De Beers Canada is looking into the possibility of extending its current Victor Mine project on northern Ontario’s James Bay Coast, on traditional land, 90 kilometres west of Attawapiskat First Nation.
The company officially opened its existing Victor Mine site in mid-2008, after discovering the region’s lucrative kimberlite field more than two decades earlier.

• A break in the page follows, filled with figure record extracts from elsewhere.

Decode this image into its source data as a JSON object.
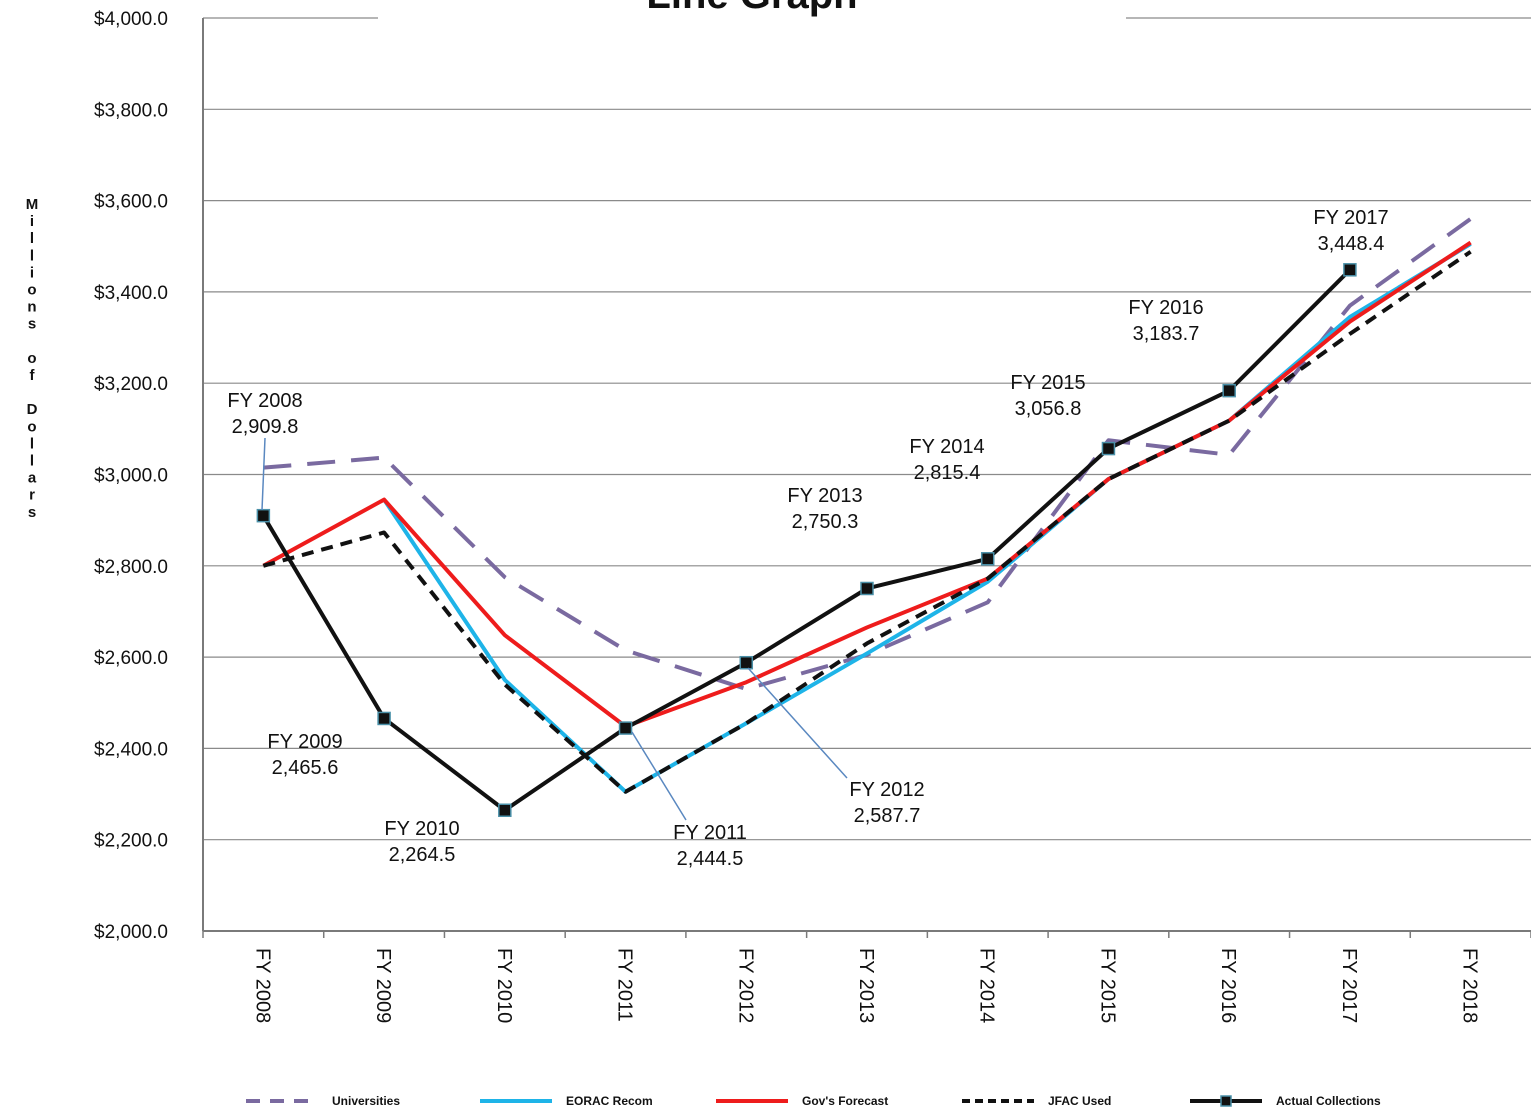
{
  "chart_data": {
    "type": "line",
    "title": "Line Graph",
    "ylabel": "Millions of Dollars",
    "xlabel": "",
    "ylim": [
      2000,
      4000
    ],
    "yticks": [
      2000,
      2200,
      2400,
      2600,
      2800,
      3000,
      3200,
      3400,
      3600,
      3800,
      4000
    ],
    "ytick_labels": [
      "$2,000.0",
      "$2,200.0",
      "$2,400.0",
      "$2,600.0",
      "$2,800.0",
      "$3,000.0",
      "$3,200.0",
      "$3,400.0",
      "$3,600.0",
      "$3,800.0",
      "$4,000.0"
    ],
    "categories": [
      "FY 2008",
      "FY 2009",
      "FY 2010",
      "FY 2011",
      "FY 2012",
      "FY 2013",
      "FY 2014",
      "FY 2015",
      "FY 2016",
      "FY 2017",
      "FY 2018"
    ],
    "grid": true,
    "legend_position": "bottom",
    "series": [
      {
        "name": "Universities",
        "color": "#7a6aa0",
        "style": "long-dash",
        "values": [
          3015,
          3037,
          2775,
          2615,
          2530,
          2605,
          2720,
          3075,
          3043,
          3370,
          3560
        ]
      },
      {
        "name": "EORAC Recom",
        "color": "#1eb4e8",
        "style": "solid",
        "values": [
          null,
          2945,
          2550,
          2305,
          2455,
          2608,
          2765,
          2990,
          3118,
          3345,
          3505
        ]
      },
      {
        "name": "Gov's Forecast",
        "color": "#ee1c1c",
        "style": "solid",
        "values": [
          2800,
          2945,
          2648,
          2448,
          2545,
          2665,
          2772,
          2990,
          3118,
          3335,
          3508
        ]
      },
      {
        "name": "JFAC Used",
        "color": "#111111",
        "style": "short-dash",
        "values": [
          2800,
          2873,
          2540,
          2305,
          2455,
          2630,
          2772,
          2990,
          3118,
          3308,
          3488
        ]
      },
      {
        "name": "Actual Collections",
        "color": "#111111",
        "style": "solid-marker",
        "values": [
          2909.8,
          2465.6,
          2264.5,
          2444.5,
          2587.7,
          2750.3,
          2815.4,
          3056.8,
          3183.7,
          3448.4,
          null
        ]
      }
    ],
    "annotations": [
      {
        "line1": "FY 2008",
        "line2": "2,909.8",
        "index": 0,
        "value": 2909.8
      },
      {
        "line1": "FY 2009",
        "line2": "2,465.6",
        "index": 1,
        "value": 2465.6
      },
      {
        "line1": "FY 2010",
        "line2": "2,264.5",
        "index": 2,
        "value": 2264.5
      },
      {
        "line1": "FY 2011",
        "line2": "2,444.5",
        "index": 3,
        "value": 2444.5
      },
      {
        "line1": "FY 2012",
        "line2": "2,587.7",
        "index": 4,
        "value": 2587.7
      },
      {
        "line1": "FY 2013",
        "line2": "2,750.3",
        "index": 5,
        "value": 2750.3
      },
      {
        "line1": "FY 2014",
        "line2": "2,815.4",
        "index": 6,
        "value": 2815.4
      },
      {
        "line1": "FY 2015",
        "line2": "3,056.8",
        "index": 7,
        "value": 3056.8
      },
      {
        "line1": "FY 2016",
        "line2": "3,183.7",
        "index": 8,
        "value": 3183.7
      },
      {
        "line1": "FY 2017",
        "line2": "3,448.4",
        "index": 9,
        "value": 3448.4
      }
    ]
  }
}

It was the province’s first diamond mine.
With an estimated five years remaining on that open pit diamond mine, the company has proposed the Victor Mine Extension Project.
The project is in an advanced exploration stage at the moment, meaning a final decision on whether to pursue the extension is still at least 18 months away, said Tom Ormsby, the director of external and corporate affairs at De Beers Canada.
An environmental assessment is currently underway, and core samples will be done to gauge the value of minerals in the ground.
Some community concern
Despite the distant agenda, there’s already a buzz in Attawapiskat surrounding the project, said Ignace Gull, an Attawapiskat band member.
When it comes to developing and negotiating the Victor Mine extension, Gull – who was chief of the First Nation from 1991 until 2001 – says he’d like to see more communication, both from his community and from the company.
“I think De Beers is interested to meet with the community, but I think the community has to make sure that’s done with the membership so they know what’s going on,” he said.
De Beers Canada held a community meeting in March to discuss the mine extension plan, and said it wants to maintain communication with band members.
“We know there’s always going to be times when we need to circle back and say ‘let’s go over this piece again, let’s understand the timelines,’” said Ormsby. “But our experience over the last 25 years is that the community has been generally supportive, even though they have other challenges in their lives.”
Ormsby said the company wants to determine the feasibility of the extension project, before holding more community consultations.
“The community understands there’s still more work to be done before we can get into deeper conversations, because this may not work, and conversations would then be moot,” he said.
Project may require a new Impact Benefit Agreement
An unanswered question right now is whether an extension to the Victor Mine would require new negotiations with Attawapiskat band members.
In recent years there have been complications between Attawapiskat band members and De Beers, concerning the Impact Benefit Agreement (IBA) that was negotiated between the two groups for the initial Victor Mine.
In February 2013, a group of band members held an on-and-off blockade that halted travel along the ice road to the mine for nearly three weeks. De Beers eventually got a court injunction to break up that demonstration.
Now, Gull said the First Nation should receive increased revenue for this future project.
“The community has to look at the next IBA and make sure it fills the many needs the community has right now,” he said.
A new IBA isn’t required at this point in the project, Ormsby said, and only after the project is deemed economically viable may a new agreement be negotiated.
Victor Mine employs about 100 band members at any one time, and the company says contracts with businesses in the community have exceeded $300 million.
Possibility for new, smaller pit mines
The proposed Victor Mine extension could be the first of many in the region for De Beers.
The company says the kimberlite pipes that run through the diamond fields could carry more mining potential, and if the Victor Mine Extension Project is successful, there are other smaller pit mines that could be opened.
“If it all works out [with the extension project], then we have much more confidence that some of the other pipes in that cluster might be able to follow suit,” Ormsby said.